No. 330, Docket 26549.United States Court of Appeals, Second Circuit.Argued May 4, 1961.
Decided May 16, 1961.
Jerome Kamerman, New York City (Leonard Eisenberg, New York City, on the brief), for petitioners.
John A. Bailey, Department of Justice, Washington, D.C. (Louis F. Oberdorfer, Asst. Atty. Gen., Lee A. Jackson, Robert N. Anderson, Department of Justice, Washington, D.C., on the brief), for respondent.
Before LUMBARD, Chief Judge, MOORE, Circuit Judge, and STEEL, District Judge.[*]
Petitioner, Nathan Agar, seeks review of the Tax Court’s decision that payments made to him by McGregor-Doniger, Inc., after he had resigned as its treasurer should have been declared as income since the payments were not, as petitioner claimed, exempt from taxation as “damages received * * * on account of [personal] injuries.” 26 U.S.C. § 22(b)(5) (1939 Code); 26 U.S.C. § 104(a)(2) (1954 Code). We affirm since the Tax Court’s finding that the payments were made “as `extra’ compensation for services rendered by petitioner over his years of service to Doniger” was not clearly erroneous.
Agar, a certified public accountant, was retained as the company’s accountant, and also performed the duties of a treasurer from 1938 until the latter part of 1950. He then was replaced as accountant and hired, at the age of 63 or 64, for a five-year term as treasurer; he also was made a director.

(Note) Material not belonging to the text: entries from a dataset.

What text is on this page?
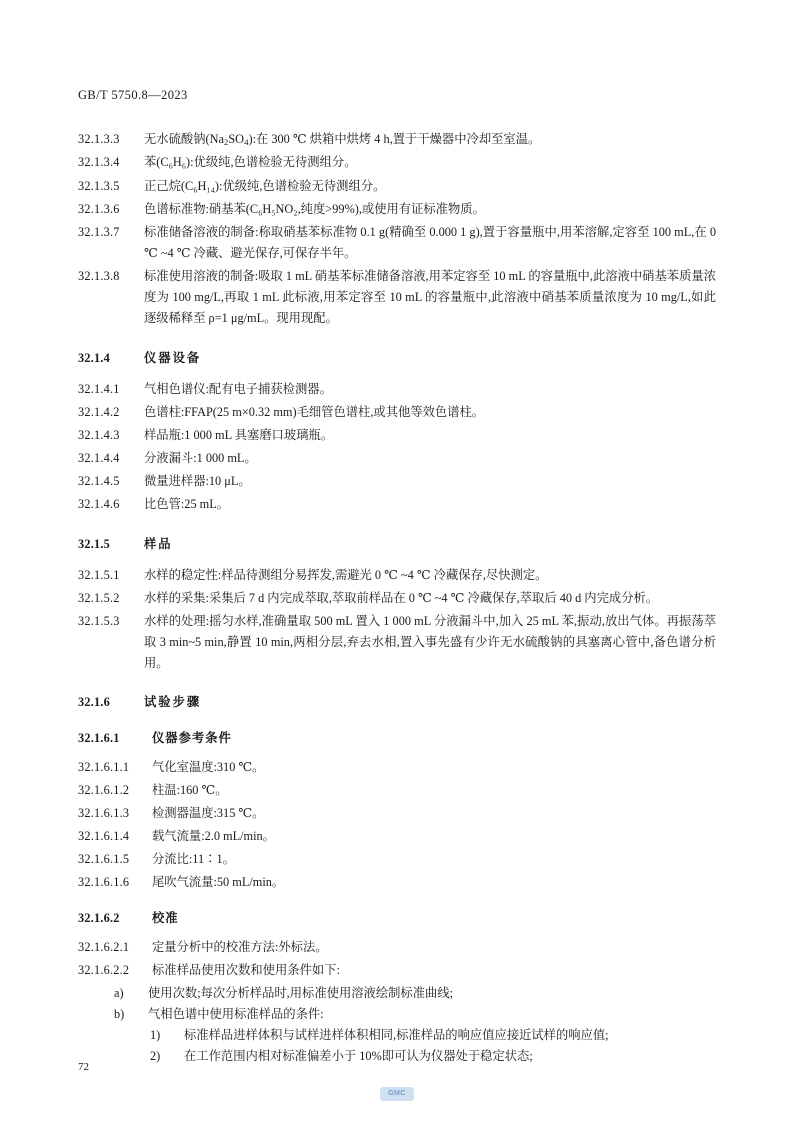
GB/T 5750.8—2023
32.1.3.3	无水硫酸钠$(Na_2SO_4)$:在 300 ℃ 烘箱中烘烤 4 h,置于干燥器中冷却至室温。
32.1.3.4	苯(C₆H₆):优级纯,色谱检验无待测组分。
32.1.3.5	正己烷(C₆H₁₄):优级纯,色谱检验无待测组分。
32.1.3.6	色谱标准物:硝基苯(C₆H₅NO₂,纯度>99%),或使用有证标准物质。
32.1.3.7	标准储备溶液的制备:称取硝基苯标准物 0.1 g(精确至 0.000 1 g),置于容量瓶中,用苯溶解,定容至 100 mL,在 0 ℃ ~4 ℃ 冷藏、避光保存,可保存半年。
32.1.3.8	标准使用溶液的制备:吸取 1 mL 硝基苯标准储备溶液,用苯定容至 10 mL 的容量瓶中,此溶液中硝基苯质量浓度为 100 mg/L,再取 1 mL 此标液,用苯定容至 10 mL 的容量瓶中,此溶液中硝基苯质量浓度为 10 mg/L,如此逐级稀释至 ρ=1 μg/mL。现用现配。
32.1.4	仪器设备
32.1.4.1	气相色谱仪:配有电子捕获检测器。
32.1.4.2	色谱柱:FFAP(25 m×0.32 mm)毛细管色谱柱,或其他等效色谱柱。
32.1.4.3	样品瓶:1 000 mL 具塞磨口玻璃瓶。
32.1.4.4	分液漏斗:1 000 mL。
32.1.4.5	微量进样器:10 μL。
32.1.4.6	比色管:25 mL。
32.1.5	样品
32.1.5.1	水样的稳定性:样品待测组分易挥发,需避光 0 ℃ ~4 ℃ 冷藏保存,尽快测定。
32.1.5.2	水样的采集:采集后 7 d 内完成萃取,萃取前样品在 0 ℃ ~4 ℃ 冷藏保存,萃取后 40 d 内完成分析。
32.1.5.3	水样的处理:摇匀水样,准确量取 500 mL 置入 1 000 mL 分液漏斗中,加入 25 mL 苯,振动,放出气体。再振荡萃取 3 min~5 min,静置 10 min,两相分层,弃去水相,置入事先盛有少许无水硫酸钠的具塞离心管中,备色谱分析用。
32.1.6	试验步骤
32.1.6.1	仪器参考条件
32.1.6.1.1	气化室温度:310 ℃。
32.1.6.1.2	柱温:160 ℃。
32.1.6.1.3	检测器温度:315 ℃。
32.1.6.1.4	载气流量:2.0 mL/min。
32.1.6.1.5	分流比:11∶1。
32.1.6.1.6	尾吹气流量:50 mL/min。
32.1.6.2	校准
32.1.6.2.1	定量分析中的校准方法:外标法。
32.1.6.2.2	标准样品使用次数和使用条件如下:
a)	使用次数;每次分析样品时,用标准使用溶液绘制标准曲线;
b)	气相色谱中使用标准样品的条件:
1)	标准样品进样体积与试样进样体积相同,标准样品的响应值应接近试样的响应值;
2)	在工作范围内相对标准偏差小于 10%即可认为仪器处于稳定状态;
72
GMC
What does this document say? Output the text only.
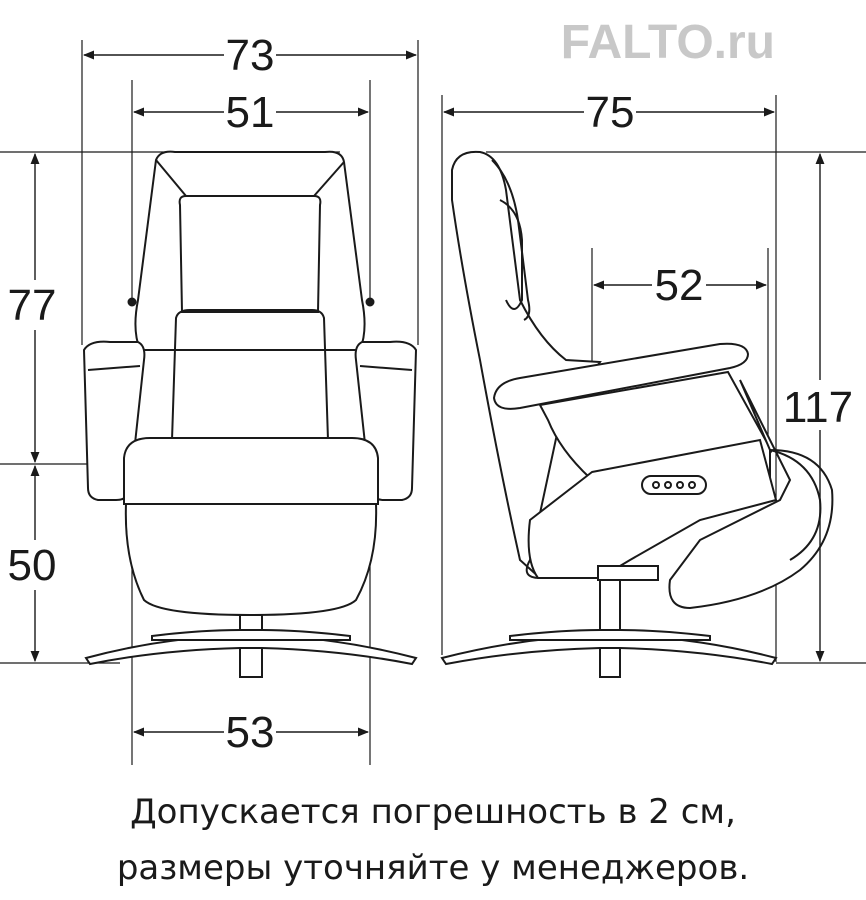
FALTO.ru
73
51
77
50
53
75
52
117
Допускается погрешность в 2 см,
размеры уточняйте у менеджеров.
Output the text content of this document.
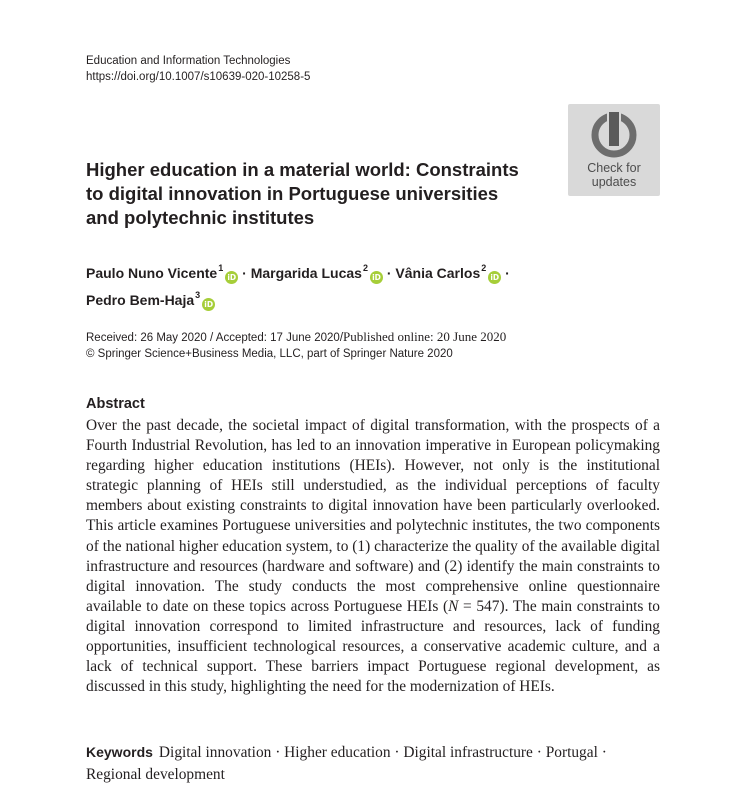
Education and Information Technologies
https://doi.org/10.1007/s10639-020-10258-5
Check for
updates
Higher education in a material world: Constraints to digital innovation in Portuguese universities and polytechnic institutes
Paulo Nuno Vicente$^1$iD · Margarida Lucas$^2$iD · Vânia Carlos$^2$iD ·
Pedro Bem-Haja$^3$iD
Received: 26 May 2020 / Accepted: 17 June 2020/Published online: 20 June 2020
© Springer Science+Business Media, LLC, part of Springer Nature 2020
Abstract
Over the past decade, the societal impact of digital transformation, with the prospects of a Fourth Industrial Revolution, has led to an innovation imperative in European policymaking regarding higher education institutions (HEIs). However, not only is the institutional strategic planning of HEIs still understudied, as the individual perceptions of faculty members about existing constraints to digital innovation have been particularly overlooked. This article examines Portuguese universities and polytechnic institutes, the two components of the national higher education system, to (1) characterize the quality of the available digital infrastructure and resources (hardware and software) and (2) identify the main constraints to digital innovation. The study conducts the most comprehensive online questionnaire available to date on these topics across Portuguese HEIs (N = 547). The main constraints to digital innovation correspond to limited infrastructure and resources, lack of funding opportunities, insufficient technological resources, a conservative academic culture, and a lack of technical support. These barriers impact Portuguese regional development, as discussed in this study, highlighting the need for the modernization of HEIs.
Keywords Digital innovation · Higher education · Digital infrastructure · Portugal · Regional development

Despite this long association and the company’s recent demonstration of its trust in him, Agar, soon after commencing his duties as treasurer, found that the company had lost confidence in him. This he claimed was exceedingly galling
to him and resulted in damage to his health as did the hectic and tense pace of the office. Accordingly, on February 13, 1952, Agar advised Harry Doniger, the company president, that he was resigning and that he intended to institute a damage suit against the company for injuries received as a result of abuse from company personnel. Told by Doniger to discuss the matter with Bernard Lang, the company’s attorney, now deceased, Agar, after some negotiation, obtained $45,000 payable in three equal yearly installments, though Doniger had originally instructed Lang to “settle” for $10,000 or $30,000.
Attached to the joint return filed by Agar and his wife for each of the three years in which he received a $15,000 payment from the company was a note stating that the payment was tax exempt, since received “in settlement of a claim of libel.”
The commissioner’s rejection of this position was upheld by the Tax Court on two grounds: first, that the payments were in the nature of severance pay or extra compensation and not in settlement of a possible tort action; second, that even if in settlement of a tort claim the gravamen of that claim was an injury to business reputation and thus the taxpayer could not rely on the statutory exemption of payments on account of “personal injuries.” Since we affirm upon the first ground, we do not have to decide whether whatever tort claim Agar may have asserted was based upon damage to his personal as well as his business reputation, assuming that the dichotomy is realistic, and whether all payments or a portion of them would therefore be tax exempt. Cf. Note, Taxation of Damage Recoveries from Litigation, 40 Corn.L.Q. 345 (1955).
Though petitioner may have believed that the company paid him to avoid litigation, the Tax Court properly held that his belief was only evidence of the character of the payment; the ultimate inquiry is into the “basic reason” for the company’s payment. Cf. Commissioner of Internal Revenue v. Duberstein, 363 U.S. 278, at page 286, 80 S.Ct. 1190, 4 L.Ed.2d 1218; Jackson v. Commissioner, 25 T.C. 1106, 1110-1111; Bogardus v. Commissioner, 1937, 302 U.S. 34, 44-45, 58 S.Ct. 61, 82 L.Ed. 32 (dissenting opinion).
In reaching the conclusion that the company intended payments to be extra compensation, the Tax Court relied principally upon the testimony of President Doniger regarding his recollection of the purpose of the payments. He stated that:
“He left his private practice. He joined our company * * * We felt we owed Mr. Agar something * * * I would say it is severance. I would say it was paying Mr. Agar for that year of unhappiness he had with us * * * and for the years that he worked with us, and we were saying good-bye.”
Though it was unfortunate for plaintiff that attorney Lang, who had been most intimately associated with the payment, was unable to testify, the Tax Court was certainly justified in relying upon the recollection of Doniger particularly since the termination agreement between the parties did not clearly set forth the reason for the payments.
The decision of the Tax Court is affirmed.